Há muitas motivações que nos levam a fazer alguma coisa. Mas sempre tem aquela mais forte que dá o impulso final para a decisão. Qual foi a principal para eternizar nas telas o feito de Davi?

Dônola - A maior motivação para realizar “Fênix: o voo de Davi” foi, sem dúvida, a certeza da incrível potência de toda essa história. Potência para comover e inspirar; potência para mexer com nossos mais nobres sentimentos; potência que não vi em nenhuma outra história em 32 anos de telejornalismo.

O Davi, 11 dias depois do incêndio no museu, me mandou quatro áudios via aplicativo de celular. Nas mensagens, ele falava da ideia de transformar as madeiras do museu em instrumentos musicais. Poucas horas depois, eu pedi demissão da emissora onde trabalhava, pois sabia que o projeto iria exigir dedicação quase que exclusiva. Meu chefe me chamou de “maluco”. Estou certo de que ele mudou de opinião. Até a ele a potência dessa história deve ter comovido.

 

 

O filme tem tido um grande sucesso com diretores de festivais, crítica e principalmente identificação com espectadores, que é o mais importante e também o mais difícil. Qual o segredo para ter conseguido isso? Após a ideia inicial, houve alguma mudança no roteiro, na filmagem, na forma como atingir o público?

Dônola – Toda a história é revestida de forte simbologia, como um convite a ressignificar nossas próprias cinzas cotidianas. Mas há elementos específicos que tornam a saga de Davi uma jornada comovente para quem assiste, bem como para quem se envolveu com a produção, filmagem e finalização do documentário. Eu citaria três: primeiro, a bondade de Davi. Ele tem uma pureza genuína e encantadora; segundo: a incerteza sobre a reação das madeiras ao trabalho de lutheria.

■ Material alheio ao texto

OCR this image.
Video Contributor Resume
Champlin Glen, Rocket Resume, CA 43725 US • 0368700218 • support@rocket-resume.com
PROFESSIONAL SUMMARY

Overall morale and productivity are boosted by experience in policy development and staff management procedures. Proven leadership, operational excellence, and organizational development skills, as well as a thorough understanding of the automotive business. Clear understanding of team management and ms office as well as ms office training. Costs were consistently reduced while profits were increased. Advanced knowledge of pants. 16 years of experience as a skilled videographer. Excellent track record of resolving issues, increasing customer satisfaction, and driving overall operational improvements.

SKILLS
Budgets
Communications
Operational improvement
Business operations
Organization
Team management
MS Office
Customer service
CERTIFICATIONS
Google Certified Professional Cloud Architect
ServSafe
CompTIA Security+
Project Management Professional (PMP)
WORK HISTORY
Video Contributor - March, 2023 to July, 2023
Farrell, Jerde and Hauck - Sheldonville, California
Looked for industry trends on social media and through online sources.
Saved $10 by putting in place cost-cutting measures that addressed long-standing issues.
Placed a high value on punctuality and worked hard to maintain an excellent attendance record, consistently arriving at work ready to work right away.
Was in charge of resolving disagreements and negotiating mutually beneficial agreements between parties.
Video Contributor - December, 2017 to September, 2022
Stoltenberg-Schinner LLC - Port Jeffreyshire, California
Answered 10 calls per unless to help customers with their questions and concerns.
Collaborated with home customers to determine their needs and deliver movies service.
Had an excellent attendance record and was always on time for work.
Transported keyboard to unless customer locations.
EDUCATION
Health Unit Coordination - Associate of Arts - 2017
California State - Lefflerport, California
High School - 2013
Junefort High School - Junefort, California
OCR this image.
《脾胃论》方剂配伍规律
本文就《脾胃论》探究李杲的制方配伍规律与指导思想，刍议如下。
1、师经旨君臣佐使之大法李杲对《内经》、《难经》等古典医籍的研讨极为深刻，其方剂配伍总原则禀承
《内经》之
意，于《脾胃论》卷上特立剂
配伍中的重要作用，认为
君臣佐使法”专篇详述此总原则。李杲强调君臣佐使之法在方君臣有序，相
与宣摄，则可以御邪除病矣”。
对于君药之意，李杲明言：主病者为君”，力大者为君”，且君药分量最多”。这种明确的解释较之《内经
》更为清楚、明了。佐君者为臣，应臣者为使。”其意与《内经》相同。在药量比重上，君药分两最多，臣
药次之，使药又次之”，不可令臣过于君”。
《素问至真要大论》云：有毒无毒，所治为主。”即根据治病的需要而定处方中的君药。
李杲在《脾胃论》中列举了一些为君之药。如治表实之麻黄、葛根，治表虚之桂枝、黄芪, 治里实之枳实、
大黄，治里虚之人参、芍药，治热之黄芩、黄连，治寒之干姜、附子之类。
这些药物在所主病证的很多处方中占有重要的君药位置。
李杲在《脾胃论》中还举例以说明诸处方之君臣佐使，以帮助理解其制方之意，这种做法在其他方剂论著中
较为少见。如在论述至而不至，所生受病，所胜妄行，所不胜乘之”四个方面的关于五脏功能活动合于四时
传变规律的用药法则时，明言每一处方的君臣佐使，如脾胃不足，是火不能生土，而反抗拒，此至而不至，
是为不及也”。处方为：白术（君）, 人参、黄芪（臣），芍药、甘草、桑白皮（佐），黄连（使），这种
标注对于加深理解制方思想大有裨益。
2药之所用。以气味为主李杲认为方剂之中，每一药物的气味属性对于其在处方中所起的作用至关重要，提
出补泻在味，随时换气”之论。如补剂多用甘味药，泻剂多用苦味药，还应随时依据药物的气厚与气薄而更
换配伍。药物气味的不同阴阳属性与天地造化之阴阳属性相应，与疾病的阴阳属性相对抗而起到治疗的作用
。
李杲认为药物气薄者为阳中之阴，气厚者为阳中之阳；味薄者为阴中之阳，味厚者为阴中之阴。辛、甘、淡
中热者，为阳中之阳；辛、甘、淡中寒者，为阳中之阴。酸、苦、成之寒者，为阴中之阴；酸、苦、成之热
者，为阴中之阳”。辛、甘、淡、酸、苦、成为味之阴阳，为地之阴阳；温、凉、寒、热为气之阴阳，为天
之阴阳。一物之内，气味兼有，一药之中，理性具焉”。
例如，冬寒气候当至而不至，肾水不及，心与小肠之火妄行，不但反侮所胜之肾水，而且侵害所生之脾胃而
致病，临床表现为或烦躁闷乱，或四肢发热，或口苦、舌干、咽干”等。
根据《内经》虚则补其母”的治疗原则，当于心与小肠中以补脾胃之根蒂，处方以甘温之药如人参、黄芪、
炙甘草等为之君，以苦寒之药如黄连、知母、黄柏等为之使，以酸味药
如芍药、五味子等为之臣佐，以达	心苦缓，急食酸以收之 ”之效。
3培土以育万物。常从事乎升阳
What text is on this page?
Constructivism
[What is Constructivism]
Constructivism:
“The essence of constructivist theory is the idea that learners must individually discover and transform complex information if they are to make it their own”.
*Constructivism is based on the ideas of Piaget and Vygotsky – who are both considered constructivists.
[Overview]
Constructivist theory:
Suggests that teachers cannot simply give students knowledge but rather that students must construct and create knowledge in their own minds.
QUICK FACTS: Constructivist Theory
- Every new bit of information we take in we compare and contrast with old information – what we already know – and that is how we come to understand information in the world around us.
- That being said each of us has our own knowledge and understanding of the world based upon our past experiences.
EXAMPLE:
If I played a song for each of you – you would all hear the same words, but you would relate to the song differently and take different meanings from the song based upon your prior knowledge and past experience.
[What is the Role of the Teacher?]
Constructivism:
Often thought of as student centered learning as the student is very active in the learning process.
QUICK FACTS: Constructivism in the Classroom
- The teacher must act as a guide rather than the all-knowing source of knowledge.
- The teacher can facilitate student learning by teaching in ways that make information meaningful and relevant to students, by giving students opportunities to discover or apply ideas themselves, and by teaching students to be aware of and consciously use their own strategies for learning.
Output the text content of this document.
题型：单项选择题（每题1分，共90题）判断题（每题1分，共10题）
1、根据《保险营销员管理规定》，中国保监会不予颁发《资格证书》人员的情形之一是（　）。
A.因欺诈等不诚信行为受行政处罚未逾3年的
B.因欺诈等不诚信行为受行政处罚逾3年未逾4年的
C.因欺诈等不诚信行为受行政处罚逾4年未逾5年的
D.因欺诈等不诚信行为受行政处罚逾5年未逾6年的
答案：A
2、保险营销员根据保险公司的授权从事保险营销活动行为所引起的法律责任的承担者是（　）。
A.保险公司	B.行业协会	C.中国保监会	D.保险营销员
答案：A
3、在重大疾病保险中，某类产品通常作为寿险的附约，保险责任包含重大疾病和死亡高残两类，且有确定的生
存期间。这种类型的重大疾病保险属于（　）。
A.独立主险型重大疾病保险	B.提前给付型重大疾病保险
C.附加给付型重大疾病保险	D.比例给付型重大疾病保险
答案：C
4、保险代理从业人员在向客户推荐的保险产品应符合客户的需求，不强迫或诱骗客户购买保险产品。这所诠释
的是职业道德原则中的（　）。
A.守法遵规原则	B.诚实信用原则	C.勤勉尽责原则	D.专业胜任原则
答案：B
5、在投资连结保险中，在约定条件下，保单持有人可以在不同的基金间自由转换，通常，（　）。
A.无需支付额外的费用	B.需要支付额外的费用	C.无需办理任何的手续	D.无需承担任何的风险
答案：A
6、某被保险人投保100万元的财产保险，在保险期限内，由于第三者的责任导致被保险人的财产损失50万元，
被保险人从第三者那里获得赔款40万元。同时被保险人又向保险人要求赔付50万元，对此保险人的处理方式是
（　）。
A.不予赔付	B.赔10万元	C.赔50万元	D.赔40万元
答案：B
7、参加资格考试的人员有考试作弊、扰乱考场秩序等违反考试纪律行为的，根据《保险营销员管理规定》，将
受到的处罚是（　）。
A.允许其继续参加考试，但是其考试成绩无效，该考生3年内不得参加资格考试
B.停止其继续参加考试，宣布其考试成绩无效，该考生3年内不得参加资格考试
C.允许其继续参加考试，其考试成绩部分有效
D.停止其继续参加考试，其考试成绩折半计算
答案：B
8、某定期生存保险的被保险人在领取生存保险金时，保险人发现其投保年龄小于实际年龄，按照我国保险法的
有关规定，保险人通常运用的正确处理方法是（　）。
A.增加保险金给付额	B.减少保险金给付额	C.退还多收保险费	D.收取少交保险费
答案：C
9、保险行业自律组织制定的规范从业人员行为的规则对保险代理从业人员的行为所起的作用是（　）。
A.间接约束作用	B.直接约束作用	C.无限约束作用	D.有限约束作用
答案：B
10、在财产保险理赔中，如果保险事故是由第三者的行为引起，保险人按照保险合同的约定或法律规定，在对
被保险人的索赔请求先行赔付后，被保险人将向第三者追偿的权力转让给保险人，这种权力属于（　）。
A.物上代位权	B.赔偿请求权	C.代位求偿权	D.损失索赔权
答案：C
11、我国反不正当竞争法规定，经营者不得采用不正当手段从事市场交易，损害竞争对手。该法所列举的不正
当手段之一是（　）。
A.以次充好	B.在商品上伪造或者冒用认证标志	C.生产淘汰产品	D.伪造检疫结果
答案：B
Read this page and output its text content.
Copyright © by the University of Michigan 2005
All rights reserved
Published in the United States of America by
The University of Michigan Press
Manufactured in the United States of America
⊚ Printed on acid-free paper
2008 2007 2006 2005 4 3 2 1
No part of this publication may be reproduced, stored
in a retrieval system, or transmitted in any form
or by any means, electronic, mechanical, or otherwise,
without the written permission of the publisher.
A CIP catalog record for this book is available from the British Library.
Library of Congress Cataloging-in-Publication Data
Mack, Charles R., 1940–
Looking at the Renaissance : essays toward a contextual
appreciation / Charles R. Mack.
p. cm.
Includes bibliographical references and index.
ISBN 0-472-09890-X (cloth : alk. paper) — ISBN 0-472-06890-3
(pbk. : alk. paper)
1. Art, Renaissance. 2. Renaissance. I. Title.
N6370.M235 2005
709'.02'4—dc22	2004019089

Nem o mais otimista imaginava que fosse possível construir instrumentos com tamanha qualidade; terceiro: o envolvimento apaixonado dos músicos convidados para o projeto, a quem chamamos de “padrinhos”. Eles deram a chancela técnica aos instrumentos, mas não só. Os padrinhos encherem o arco narrativo de emoção, tornando a jornada do “herói” Davi num roteiro clássico de expectativa, embates e glória.

 

 

Jornal do Brasil – O que o levou a visualizar e conseguir transformar um fato tão sombrio em algo tão luminoso?

Davi Lopes - Ressignificar. É um assunto que sempre me encanta. Apaixona e me motiva a buscar uma forma de refazer as coisas, de reviver. Uma forma de “não fim”, porque na vida todos nós estamos sujeitos a passar por momentos bons e ruins que fogem ao nosso controle. Contudo, como reagimos às circunstâncias é uma questão de escolha. Temos que decidir se de uma tragédia vamos extrair ensinamentos ou se apenas vamos lamentar e sucumbir.

Transformar o luto em algo bom parece impossível. No entanto, o processo de ressignificação está relacionado a uma atitude mental que faz com que a gente possa dar novos significados aos acontecimentos da vida a partir do modo como vemos e percebemos o mundo, uma forma diferente de pensar a realidade, imaginar como gostaríamos de ver as coisas, seja como um tipo de homenagem através de uma nova forma de uso, algo que mantenha viva a história na nossa lembrança e nos faça seguir em frente como alguém que sente saudades, mas que conseguiu se reerguer, recomeçar e reconstruir.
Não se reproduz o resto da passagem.